National holds many more electorate seats than Labour, and has nearly always done so, even when its popular vote has been lower because its base of support is less concentrated in inner-city and suburban electorates. Any system of reapportioning electorates on the basis of population will continue to entrench this advantage. Under MMP, it is not a very significant advantage; under FPP and SM, however, it is. ACT’s electoral support, both in electorates and nationally, is very weak, largely because their policies are purposefully divisive, with the intent of galvanising a small proportion of “right thinking” voters against the mainstream. National’s strategy since 2006 has been to occupy the centre-ground and cannibalise Labour’s votes in a zero-sum fashion. This has been a strategy of necessity — the 2005 election demonstrated pretty categorically that divisive politics, no matter how much money you could throw at it, no matter how favourable the cultural terrain, or how good the propaganda, was not a winner for National in an MMP environment. The incumbency and electorate edvantage delivered by SM, however, would cushion them against voter discontent and permit a more hardline approach: one that included ACT as a faction within the National party, as it previously was. So under SM, ACT doesn’t need National to throw it a bone, and National doesn’t need to rort the system to extract electoral advantage: National under SM will enjoy sufficient advantage to simply absorb ACT and its policy programme, and its governments will be emboldened to enact divisive or unpopular aspects of that programme without the same fear of electoral blowback that now constrains it. ACT’s strategy is therefore an insurgency against National; one that may be permitted by National, contingent upon the adoption of a more beneficial electoral system.

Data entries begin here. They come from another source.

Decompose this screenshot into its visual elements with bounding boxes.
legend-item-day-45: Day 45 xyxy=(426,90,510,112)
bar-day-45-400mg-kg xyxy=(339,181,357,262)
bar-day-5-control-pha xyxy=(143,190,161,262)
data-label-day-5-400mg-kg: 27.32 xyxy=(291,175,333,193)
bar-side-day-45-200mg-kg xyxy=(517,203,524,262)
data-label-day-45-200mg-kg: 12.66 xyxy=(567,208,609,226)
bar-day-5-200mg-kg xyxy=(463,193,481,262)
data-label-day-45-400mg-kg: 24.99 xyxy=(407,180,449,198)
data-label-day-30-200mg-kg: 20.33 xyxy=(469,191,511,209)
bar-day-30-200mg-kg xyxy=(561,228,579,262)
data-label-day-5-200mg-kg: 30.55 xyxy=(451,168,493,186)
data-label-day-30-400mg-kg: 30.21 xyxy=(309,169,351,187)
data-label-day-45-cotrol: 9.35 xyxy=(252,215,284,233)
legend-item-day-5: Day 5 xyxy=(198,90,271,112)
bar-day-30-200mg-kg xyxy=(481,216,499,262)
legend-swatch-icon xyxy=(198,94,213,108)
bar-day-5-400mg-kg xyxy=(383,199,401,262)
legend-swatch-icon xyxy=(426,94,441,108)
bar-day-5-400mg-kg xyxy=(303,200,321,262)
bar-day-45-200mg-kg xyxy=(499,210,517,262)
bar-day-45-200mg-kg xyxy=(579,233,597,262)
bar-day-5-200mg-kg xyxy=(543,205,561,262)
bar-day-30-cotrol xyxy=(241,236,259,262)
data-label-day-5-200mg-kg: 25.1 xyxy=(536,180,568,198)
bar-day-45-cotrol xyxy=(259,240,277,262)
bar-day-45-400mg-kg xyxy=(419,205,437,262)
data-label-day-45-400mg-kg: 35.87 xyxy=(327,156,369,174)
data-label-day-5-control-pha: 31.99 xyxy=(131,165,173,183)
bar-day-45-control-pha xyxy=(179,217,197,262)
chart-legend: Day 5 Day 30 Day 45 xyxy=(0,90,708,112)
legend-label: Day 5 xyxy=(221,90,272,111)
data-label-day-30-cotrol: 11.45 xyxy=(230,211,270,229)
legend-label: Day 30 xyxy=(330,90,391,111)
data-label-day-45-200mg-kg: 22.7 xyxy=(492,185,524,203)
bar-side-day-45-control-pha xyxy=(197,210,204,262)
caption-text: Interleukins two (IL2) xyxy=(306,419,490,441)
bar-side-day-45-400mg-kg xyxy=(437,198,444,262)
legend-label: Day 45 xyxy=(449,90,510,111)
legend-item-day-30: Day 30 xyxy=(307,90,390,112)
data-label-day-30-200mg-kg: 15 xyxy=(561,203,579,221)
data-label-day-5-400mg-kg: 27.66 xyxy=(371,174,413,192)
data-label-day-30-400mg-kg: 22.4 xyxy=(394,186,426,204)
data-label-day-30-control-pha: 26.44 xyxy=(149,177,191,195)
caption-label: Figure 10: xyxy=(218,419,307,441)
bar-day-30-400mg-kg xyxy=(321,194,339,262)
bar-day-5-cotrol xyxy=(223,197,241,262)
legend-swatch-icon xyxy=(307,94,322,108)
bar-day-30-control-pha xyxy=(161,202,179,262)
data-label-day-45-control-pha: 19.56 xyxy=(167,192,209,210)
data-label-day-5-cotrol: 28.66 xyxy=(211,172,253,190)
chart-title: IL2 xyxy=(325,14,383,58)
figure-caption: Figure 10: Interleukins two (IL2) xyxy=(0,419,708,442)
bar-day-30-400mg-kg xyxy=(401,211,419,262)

A further comment on Labour’s response in Epsom is also warranted. Arthur (in comments to my post linked above) suggested that the best way to nix ACT in the 2011 election is for all Labour and Green voters to cast electorate votes for the National candidate, Paul Goldsmith, in the hope that this will send a signal to National voters who are unhappy with the horse-trading between ACT and National that it might be worth defecting. This is, in principle, a strong strategy, and it has been picked up by some Green supporters as well. But I think it’s the wrong strategy in this case, for five reasons. First, it’s a complex and counterintuitive strategy, and it’s extremely hard to get so many people (on both sides) to act against their own instincts like that. Second, the value proposition made by ACT (six for the price of one) is simply too good for a meaningful number of National voters to pass up. Third, it would require Labour to publicly endorse a National candidate, which would permit John Key to proclaim that “even the opposition supports the National party”. Fourth, the electorate demographics for Epsom don’t stack up: this electorate bleeds blue and even if a fair proportion of disgruntled Nat voters defected, I don’t think there would be enough Green and Labour voters to prevail. Fifth, it would require Labour to buy into the electoral-system rorting, making them no better than the National and ACT parties.

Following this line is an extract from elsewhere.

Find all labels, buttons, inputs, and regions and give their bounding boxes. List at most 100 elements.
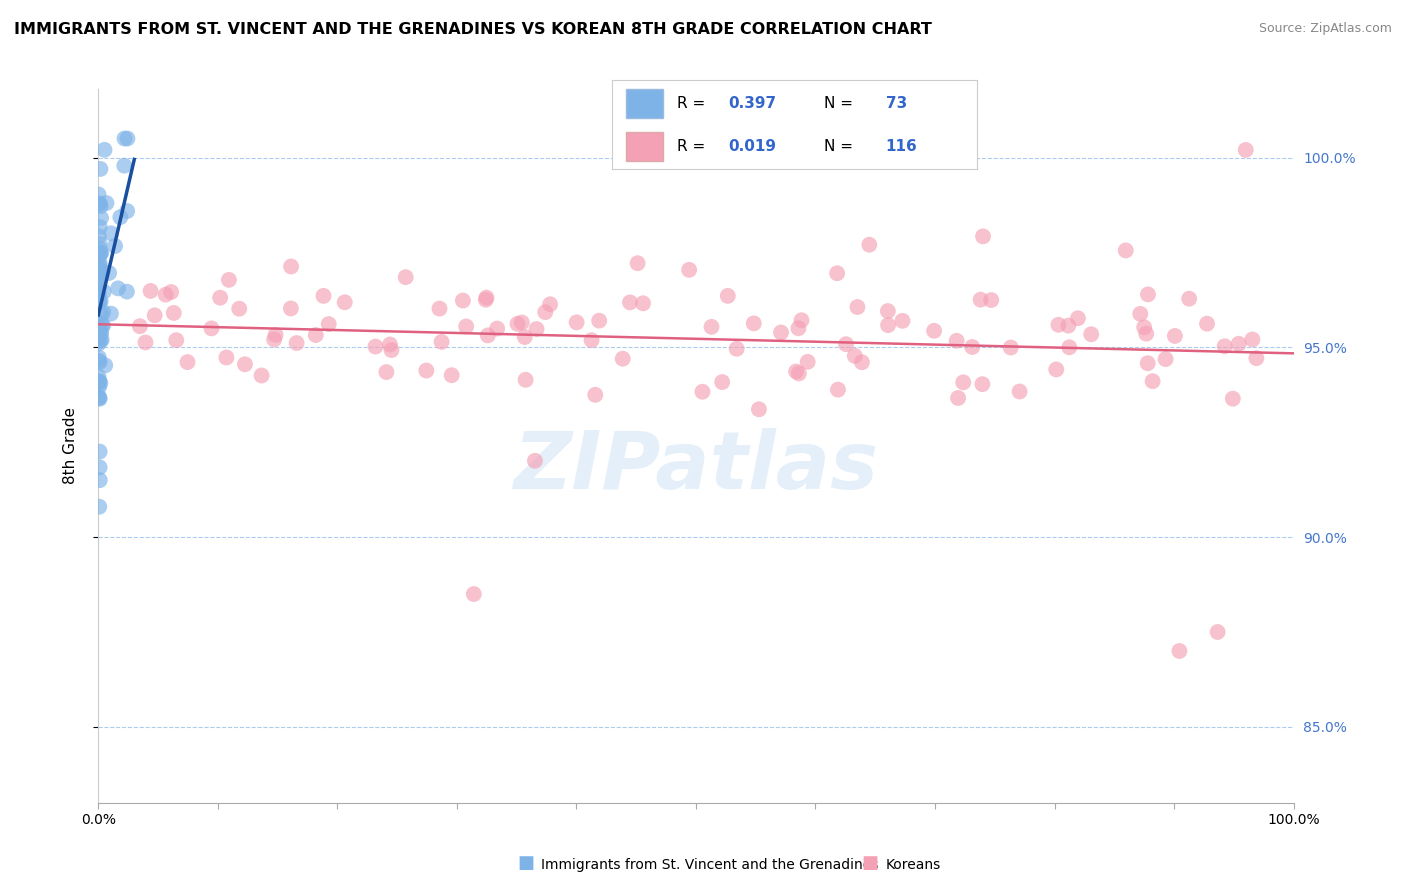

Labour looks like it will mount an ‘economic dry’ insurgency by standing David Parker in Epsom. This is a better strategy because it is vulnerable only to the objections two and four above (the positive-sum value proposition, and demographics). These will probably still mean that it is unsuccessful in terms of winning Labour the electorate and denying ACT parliamentary representation, but it also has the advantages of fighting the national and ACT parties on their own turf — economic responsibility — and in demonstrating that even when they’re down, Labour fights fair and respects the integrity of the electoral system. Most crucially, however, whatever strategy is adopted by the left in Epsom must be coordinated. The two proposed strategies (vote Goldsmith and vote Parker) are contradictory: one must be abandoned, and soon, in favour of the other. Because if the Green faction goes into Epsom with one strategy and the Labour faction goes in with another, there’s only one winner: ACT.